В прежние времена, когда я писал письмо другу или набрасывал передовицу для нашего профсоюзного бюллетеня, я ощущал некое согласие между моим пером и словами. Мне даже начинало казаться, что я наделен известным талантом. Катрин с улыбкой, полной наивной веры, поддерживала во мне это притязание. Я чувствовал себя порой человеком, отличным от своих собратьев-учителей. Даже самый мой метод активного, требовательного чтения вовсе не был обычным свойством любознательного ума. Конечно, меня интересовали развитие сюжета, идеи, заложенные в литературном произведении. Но самое ревностное мое внимание привлекала именно форма. Сочетание слов, предложений, фраз завораживало меня, как некий идеальный механизм, которым и я в свою очередь мечтал овладеть.
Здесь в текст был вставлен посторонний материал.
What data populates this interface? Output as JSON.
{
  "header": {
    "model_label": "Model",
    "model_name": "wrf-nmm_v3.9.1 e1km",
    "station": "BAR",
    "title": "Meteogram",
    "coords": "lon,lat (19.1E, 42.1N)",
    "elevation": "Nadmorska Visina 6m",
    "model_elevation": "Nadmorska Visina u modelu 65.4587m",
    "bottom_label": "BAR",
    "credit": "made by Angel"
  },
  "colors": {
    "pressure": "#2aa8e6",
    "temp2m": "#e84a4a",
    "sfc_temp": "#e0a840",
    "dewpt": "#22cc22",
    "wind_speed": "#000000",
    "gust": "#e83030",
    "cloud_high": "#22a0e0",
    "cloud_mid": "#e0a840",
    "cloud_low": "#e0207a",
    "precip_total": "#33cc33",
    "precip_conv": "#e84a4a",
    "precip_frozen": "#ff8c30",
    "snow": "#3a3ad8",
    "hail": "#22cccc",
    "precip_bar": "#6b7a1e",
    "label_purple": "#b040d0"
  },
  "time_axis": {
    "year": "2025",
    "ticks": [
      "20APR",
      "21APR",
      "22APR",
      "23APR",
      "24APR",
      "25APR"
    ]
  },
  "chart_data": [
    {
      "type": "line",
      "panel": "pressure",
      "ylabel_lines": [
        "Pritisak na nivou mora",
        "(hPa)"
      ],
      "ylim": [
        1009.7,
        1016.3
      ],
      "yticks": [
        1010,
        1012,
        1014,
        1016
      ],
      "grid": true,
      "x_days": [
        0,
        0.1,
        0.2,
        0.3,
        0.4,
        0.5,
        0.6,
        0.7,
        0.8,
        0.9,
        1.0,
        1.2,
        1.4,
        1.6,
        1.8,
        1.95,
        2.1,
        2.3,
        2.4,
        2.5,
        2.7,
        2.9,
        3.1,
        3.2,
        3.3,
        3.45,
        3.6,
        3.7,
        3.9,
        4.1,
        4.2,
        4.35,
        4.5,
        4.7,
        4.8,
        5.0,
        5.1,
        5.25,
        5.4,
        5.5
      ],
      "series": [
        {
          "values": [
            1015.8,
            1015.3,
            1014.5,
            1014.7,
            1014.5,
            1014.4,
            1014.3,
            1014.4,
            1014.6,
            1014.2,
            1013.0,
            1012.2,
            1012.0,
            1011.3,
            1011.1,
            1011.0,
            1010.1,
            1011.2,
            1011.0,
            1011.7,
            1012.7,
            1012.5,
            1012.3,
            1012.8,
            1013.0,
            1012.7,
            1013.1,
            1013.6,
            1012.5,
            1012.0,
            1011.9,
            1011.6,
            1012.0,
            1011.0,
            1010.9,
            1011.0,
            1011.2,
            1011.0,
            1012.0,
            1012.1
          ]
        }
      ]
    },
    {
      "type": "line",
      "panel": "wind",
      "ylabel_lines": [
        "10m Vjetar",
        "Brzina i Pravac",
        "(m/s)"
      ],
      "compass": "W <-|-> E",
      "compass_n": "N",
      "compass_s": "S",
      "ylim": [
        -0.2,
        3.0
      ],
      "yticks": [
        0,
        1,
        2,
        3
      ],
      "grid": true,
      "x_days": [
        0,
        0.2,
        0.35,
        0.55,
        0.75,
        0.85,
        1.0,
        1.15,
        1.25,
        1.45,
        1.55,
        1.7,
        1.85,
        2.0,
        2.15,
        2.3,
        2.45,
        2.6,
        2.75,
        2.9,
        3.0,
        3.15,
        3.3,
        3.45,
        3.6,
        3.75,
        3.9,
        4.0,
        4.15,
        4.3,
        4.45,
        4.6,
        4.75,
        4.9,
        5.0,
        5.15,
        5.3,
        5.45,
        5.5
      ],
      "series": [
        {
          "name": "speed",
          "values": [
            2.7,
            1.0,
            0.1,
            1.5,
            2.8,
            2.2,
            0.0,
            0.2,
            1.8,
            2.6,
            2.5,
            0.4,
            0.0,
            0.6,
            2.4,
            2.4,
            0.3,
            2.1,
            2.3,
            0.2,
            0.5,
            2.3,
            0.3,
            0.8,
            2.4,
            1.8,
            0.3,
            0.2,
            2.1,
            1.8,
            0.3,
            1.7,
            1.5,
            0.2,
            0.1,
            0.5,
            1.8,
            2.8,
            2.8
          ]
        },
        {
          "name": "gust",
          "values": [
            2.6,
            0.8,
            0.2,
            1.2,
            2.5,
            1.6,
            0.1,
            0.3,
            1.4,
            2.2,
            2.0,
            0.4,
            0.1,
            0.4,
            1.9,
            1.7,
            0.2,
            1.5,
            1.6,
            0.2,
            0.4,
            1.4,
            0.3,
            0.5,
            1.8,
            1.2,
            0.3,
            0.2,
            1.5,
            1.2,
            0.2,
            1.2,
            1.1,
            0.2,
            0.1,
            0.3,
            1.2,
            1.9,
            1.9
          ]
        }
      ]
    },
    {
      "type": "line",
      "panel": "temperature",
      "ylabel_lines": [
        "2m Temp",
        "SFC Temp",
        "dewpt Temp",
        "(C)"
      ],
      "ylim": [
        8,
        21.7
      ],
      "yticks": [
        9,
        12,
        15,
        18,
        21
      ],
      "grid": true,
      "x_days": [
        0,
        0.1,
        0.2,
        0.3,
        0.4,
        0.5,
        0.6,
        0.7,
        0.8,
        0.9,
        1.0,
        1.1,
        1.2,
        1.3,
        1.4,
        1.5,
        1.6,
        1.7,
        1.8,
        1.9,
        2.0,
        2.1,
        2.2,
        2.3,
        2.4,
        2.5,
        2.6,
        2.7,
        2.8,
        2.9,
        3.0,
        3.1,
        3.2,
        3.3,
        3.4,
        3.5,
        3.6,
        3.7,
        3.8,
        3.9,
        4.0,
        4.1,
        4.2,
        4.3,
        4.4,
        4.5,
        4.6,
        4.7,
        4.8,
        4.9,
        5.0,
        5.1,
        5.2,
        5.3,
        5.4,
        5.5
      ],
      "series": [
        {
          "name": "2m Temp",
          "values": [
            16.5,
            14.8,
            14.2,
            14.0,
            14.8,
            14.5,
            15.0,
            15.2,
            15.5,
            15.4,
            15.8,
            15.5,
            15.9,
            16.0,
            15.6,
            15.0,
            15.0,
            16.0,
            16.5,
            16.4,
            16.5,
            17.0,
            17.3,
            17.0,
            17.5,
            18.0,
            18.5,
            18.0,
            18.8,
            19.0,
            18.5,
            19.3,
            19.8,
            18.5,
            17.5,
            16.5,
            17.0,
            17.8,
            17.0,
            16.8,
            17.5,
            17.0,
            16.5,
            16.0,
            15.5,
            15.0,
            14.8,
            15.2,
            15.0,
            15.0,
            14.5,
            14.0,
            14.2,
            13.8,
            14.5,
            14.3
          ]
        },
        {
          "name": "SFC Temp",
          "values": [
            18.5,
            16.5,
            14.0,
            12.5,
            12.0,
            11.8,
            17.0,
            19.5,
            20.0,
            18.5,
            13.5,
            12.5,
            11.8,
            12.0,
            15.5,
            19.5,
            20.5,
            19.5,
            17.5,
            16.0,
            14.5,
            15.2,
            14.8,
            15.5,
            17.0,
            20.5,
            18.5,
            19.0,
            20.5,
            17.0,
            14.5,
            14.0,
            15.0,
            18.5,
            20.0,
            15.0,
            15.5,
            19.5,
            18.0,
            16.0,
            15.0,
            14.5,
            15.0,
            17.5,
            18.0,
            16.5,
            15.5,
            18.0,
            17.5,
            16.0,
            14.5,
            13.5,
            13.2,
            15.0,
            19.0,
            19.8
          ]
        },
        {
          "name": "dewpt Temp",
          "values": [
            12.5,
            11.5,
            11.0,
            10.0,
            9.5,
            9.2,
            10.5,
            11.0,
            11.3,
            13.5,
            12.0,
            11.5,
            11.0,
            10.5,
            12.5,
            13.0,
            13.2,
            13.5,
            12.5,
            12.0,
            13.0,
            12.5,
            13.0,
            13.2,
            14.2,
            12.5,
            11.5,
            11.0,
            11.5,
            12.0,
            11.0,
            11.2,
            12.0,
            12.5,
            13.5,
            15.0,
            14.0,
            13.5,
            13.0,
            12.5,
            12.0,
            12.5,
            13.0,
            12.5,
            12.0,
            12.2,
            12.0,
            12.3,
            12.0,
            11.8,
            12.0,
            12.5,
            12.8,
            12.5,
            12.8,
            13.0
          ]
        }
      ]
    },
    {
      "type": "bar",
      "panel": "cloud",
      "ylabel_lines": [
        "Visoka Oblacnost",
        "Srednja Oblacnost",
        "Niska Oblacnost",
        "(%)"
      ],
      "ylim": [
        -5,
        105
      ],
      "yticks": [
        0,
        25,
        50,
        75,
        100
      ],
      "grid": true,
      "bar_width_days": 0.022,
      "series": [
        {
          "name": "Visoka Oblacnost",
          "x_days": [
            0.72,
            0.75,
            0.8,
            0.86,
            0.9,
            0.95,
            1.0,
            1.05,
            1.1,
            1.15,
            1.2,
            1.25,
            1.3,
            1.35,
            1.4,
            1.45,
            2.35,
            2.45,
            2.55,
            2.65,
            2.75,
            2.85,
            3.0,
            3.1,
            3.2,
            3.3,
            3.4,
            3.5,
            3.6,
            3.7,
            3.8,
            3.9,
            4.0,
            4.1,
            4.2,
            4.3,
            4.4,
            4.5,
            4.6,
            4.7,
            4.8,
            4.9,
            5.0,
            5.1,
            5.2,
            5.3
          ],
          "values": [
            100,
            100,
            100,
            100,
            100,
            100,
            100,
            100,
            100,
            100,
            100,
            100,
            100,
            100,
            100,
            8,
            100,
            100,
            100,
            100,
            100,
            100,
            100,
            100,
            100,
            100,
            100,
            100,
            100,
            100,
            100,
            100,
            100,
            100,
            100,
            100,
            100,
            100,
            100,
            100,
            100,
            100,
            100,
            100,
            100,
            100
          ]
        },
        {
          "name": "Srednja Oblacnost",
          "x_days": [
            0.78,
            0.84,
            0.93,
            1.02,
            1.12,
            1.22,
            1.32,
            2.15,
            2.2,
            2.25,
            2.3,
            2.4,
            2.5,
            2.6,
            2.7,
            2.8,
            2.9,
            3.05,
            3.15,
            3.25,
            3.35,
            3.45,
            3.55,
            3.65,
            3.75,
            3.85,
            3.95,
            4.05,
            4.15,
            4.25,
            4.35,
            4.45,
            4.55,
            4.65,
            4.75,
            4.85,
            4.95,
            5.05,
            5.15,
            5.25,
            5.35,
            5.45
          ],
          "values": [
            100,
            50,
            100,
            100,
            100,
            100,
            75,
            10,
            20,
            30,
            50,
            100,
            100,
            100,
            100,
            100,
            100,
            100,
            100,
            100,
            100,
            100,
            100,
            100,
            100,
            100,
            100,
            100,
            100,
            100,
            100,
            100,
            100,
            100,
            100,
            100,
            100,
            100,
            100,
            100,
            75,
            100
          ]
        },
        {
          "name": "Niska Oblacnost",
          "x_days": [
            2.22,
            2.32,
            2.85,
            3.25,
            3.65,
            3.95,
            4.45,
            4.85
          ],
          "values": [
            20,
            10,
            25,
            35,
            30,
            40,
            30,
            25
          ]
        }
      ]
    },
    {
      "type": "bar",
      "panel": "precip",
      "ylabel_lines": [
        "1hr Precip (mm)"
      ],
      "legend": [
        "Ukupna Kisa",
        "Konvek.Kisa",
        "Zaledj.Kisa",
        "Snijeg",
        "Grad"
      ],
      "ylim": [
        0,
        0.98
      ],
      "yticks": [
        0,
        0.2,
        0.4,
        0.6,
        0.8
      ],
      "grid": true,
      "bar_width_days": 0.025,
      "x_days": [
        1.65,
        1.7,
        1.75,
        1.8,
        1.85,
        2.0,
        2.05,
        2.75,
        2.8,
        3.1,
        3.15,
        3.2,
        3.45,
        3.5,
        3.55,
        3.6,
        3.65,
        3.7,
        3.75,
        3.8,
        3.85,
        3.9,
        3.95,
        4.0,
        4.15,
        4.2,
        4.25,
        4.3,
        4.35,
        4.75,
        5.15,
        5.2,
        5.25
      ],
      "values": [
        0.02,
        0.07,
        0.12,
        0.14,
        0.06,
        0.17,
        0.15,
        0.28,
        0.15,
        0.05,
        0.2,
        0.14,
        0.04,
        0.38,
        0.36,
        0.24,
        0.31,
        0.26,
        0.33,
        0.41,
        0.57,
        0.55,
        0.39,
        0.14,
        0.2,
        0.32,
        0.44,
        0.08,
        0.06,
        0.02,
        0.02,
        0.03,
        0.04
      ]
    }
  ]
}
Но я подавлял это ощущение. Я остерегался чувства превосходства, считая его недостойным. Само предположение, что я могу быть писателем, пугало меня, делало смешным в собственных глазах. И я сразу сбавлял тон, стараясь избавиться от приступов гордыни.
Сейчас мне кажется, что Катрин в глубине души раздражало это мое смирение, которое представлялось ей каким-то неестественным. Как-то она шутя намекнула на мою «душевную эквилибристику», и, когда, удивленный резкостью этого выражения, я попросил объяснить его, она смеясь, но безапелляционным тоном ответила, что очевидность в объяснениях не нуждается. Ее возмущало не отсутствие у меня честолюбия, но вечные мои отговорки. Когда я заявлял, что вовсе не стремлюсь получить пост преподавателя коллежа, что профессия учителя начальной школы больше подходит выходцу из народа и что подниматься по социальной лестнице — значит преследовать реакционную цель, она неизменно отвечала: «Как знать?» и тотчас же меняла тему разговора.